Cache Performance Metrics

Miss Rate

  • Fraction of memory references not found in cache (misses / accesses) = 1 - hit rate
  • Typical numbers (in percentages):
  • 3-10% for L1
  • Can be quite small (e.g., < 1%) for L2, depending on size, etc.

Hit Time

  • Time to deliver a line in the cache to the processor
  • Includes time to determine whether the line is in the cache

  • Typical numbers:

  • 4 clock cycles for L1
  • 10 clock cycles for L2

Miss Penalty

  • Additional time required because of a miss
  • Typically 50-200 cycles for main memory (Trend: increasing!)

Formula: \(\mathrm{Average \ Access \ Time} = \mathrm{Hit \ Time} + \mathrm{Miss \ Rate} \times \mathrm{Miss \ Penalty}\)

For instance,

  • 97% hits: 1 cycle + 0.03 * 100 cycles = 4 cycles
  • 99% hits: 1 cycle + 0.01 * 100 cycles = 2 cycles

So, a small difference in hit rate have a huge impact on AAT.

The Memory Mountain

Test function:

long data[MAXELEMS]; /* Global array to traverse */

/* test - Iterate over first "elems" elements of
 * array “data” with stride of "stride", using
 * using 4x4 loop unrolling.
 */
int test(int elems, int stride) {
    long i, sx2 = stride * 2, sx3 = stride * 3, sx4 = stride * 4;
    long acc0 = 0, acc1 = 0, acc2 = 0, acc3 = 0;
    long length = elems;
    long limit = length - sx4;

    /* Combine 4 elements at a time 
     * for the sake of parallelization
     */
    for (i = 0; i < limit; i += sx4) {
        acc0 = acc0 + data[i];
        acc1 = acc1 + data[i + stride];
        acc2 = acc2 + data[i + sx2];
        acc3 = acc3 + data[i + sx3];
    }

    /* Finish any remaining elements */
    for (; i < length; i++) {
        acc0 = acc0 + data[i];
    }

    return ((acc0 + acc1) + (acc2 + acc3));
}

image-20240124231845086

As you can see:

  • when stride = 1, the CPU seems to understand this pattern, and applies aggressive prefetching to accelerate.
  • when stride > s8, the slope tend to disappear.
  • This is because the block size is 64 bytes, and when stride > s8, there will be cache miss every time.

Optimization

Spatial Locality

image-20240125002822321

image-20240125002837725

Temporal Locality

See 矩阵分块操作 for details.

总体而言,

  • 不进行分块:\(\frac 9 8 n^3\) 次未命中
  • 进行分块(前提是 \(3B^2<C\)):\((\frac n B)^2 2 \frac n B \frac {B^2} 8 = \frac 1 {4B} n^3\) 次未命中
  • \(\frac {B^2} 8\) 就是一个块的 cache miss。

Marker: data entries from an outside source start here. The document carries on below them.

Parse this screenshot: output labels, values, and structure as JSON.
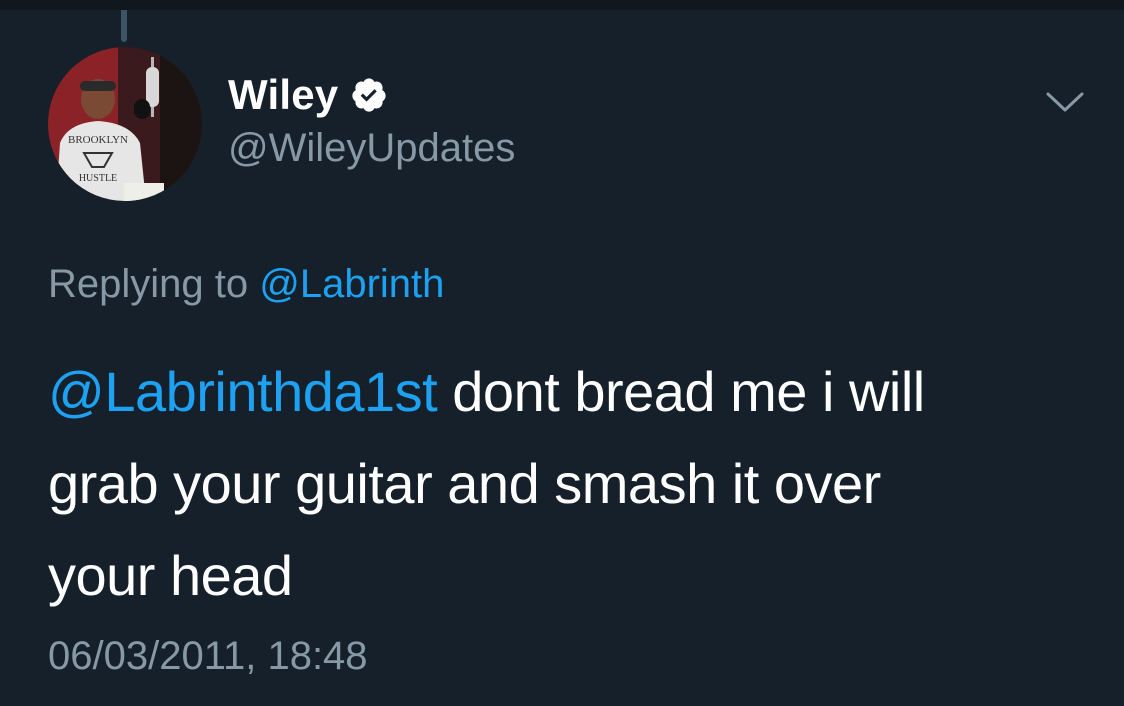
{
  "author": {
    "display_name": "Wiley",
    "handle": "@WileyUpdates",
    "verified": true,
    "avatar_shirt_text_top": "BROOKLYN",
    "avatar_shirt_text_bottom": "HUSTLE"
  },
  "reply": {
    "prefix": "Replying to",
    "target": "@Labrinth"
  },
  "tweet": {
    "mention": "@Labrinthda1st",
    "line1_rest": " dont bread me i will",
    "line2": "grab your guitar and smash it over",
    "line3": "your head"
  },
  "timestamp": "06/03/2011, 18:48",
  "icons": {
    "verified": "verified-badge-icon",
    "menu": "chevron-down-icon"
  },
  "colors": {
    "background": "#15202b",
    "text": "#ffffff",
    "secondary": "#8899a6",
    "link": "#1da1f2"
  }
}
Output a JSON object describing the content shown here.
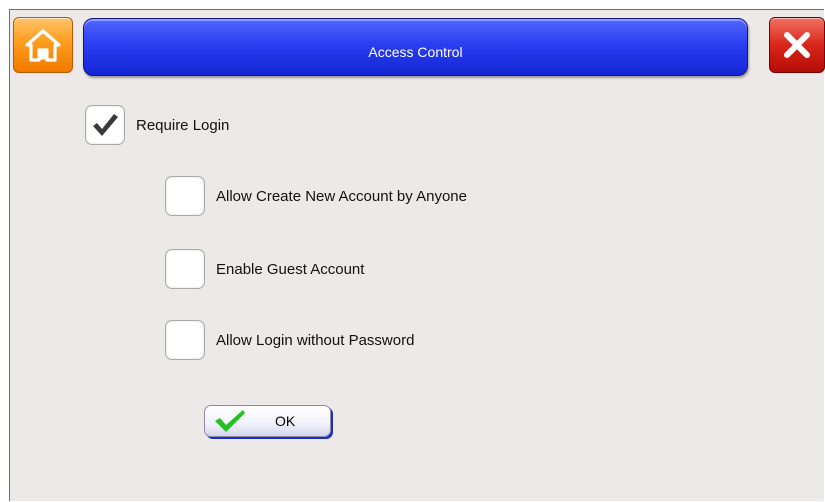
{
  "header": {
    "title": "Access Control",
    "home_icon": "home-icon",
    "close_icon": "close-icon",
    "title_bar_color": "#2a3ef0",
    "home_button_color": "#ff9c1e",
    "close_button_color": "#d9261b"
  },
  "options": [
    {
      "label": "Require Login",
      "checked": true
    },
    {
      "label": "Allow Create New Account by Anyone",
      "checked": false
    },
    {
      "label": "Enable Guest Account",
      "checked": false
    },
    {
      "label": "Allow Login without Password",
      "checked": false
    }
  ],
  "footer": {
    "ok_label": "OK",
    "ok_icon": "check-icon",
    "ok_check_color": "#22c21e"
  }
}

不难发现,由于块比较小,缓存可以存下所有的数据,所以不论是行优先还是列优先访问,都是一样的。 这和未优化的情况不同。 比如,未优化的情况下,列优先访问时,访问 arr[0][1] 时,arr[0][0-7] 早已从 cache 中被抹去,因此访问是 miss。 而在优化的情况下,访问 arr[0][1] 时,由于 cache 还没有满,因此 arr[0][0-7] 还在其中,访问不是 miss。
  • 因此,差异就在于,对于 \(3B^2 < C\) 的分块,一个块的数据在两个块的矩阵乘法中,不会被 cache 抹去,可以反复使用,因此可以反复使用,提高了 temporal locality 本质上,矩阵乘法只需要用到 \(\mathcal O(n^2)\) 的数据,但是却要进行 \(\mathcal O(n^3)\) 的计算,因此肯定有大量的数据复用,所以我们有 exploit 的余地。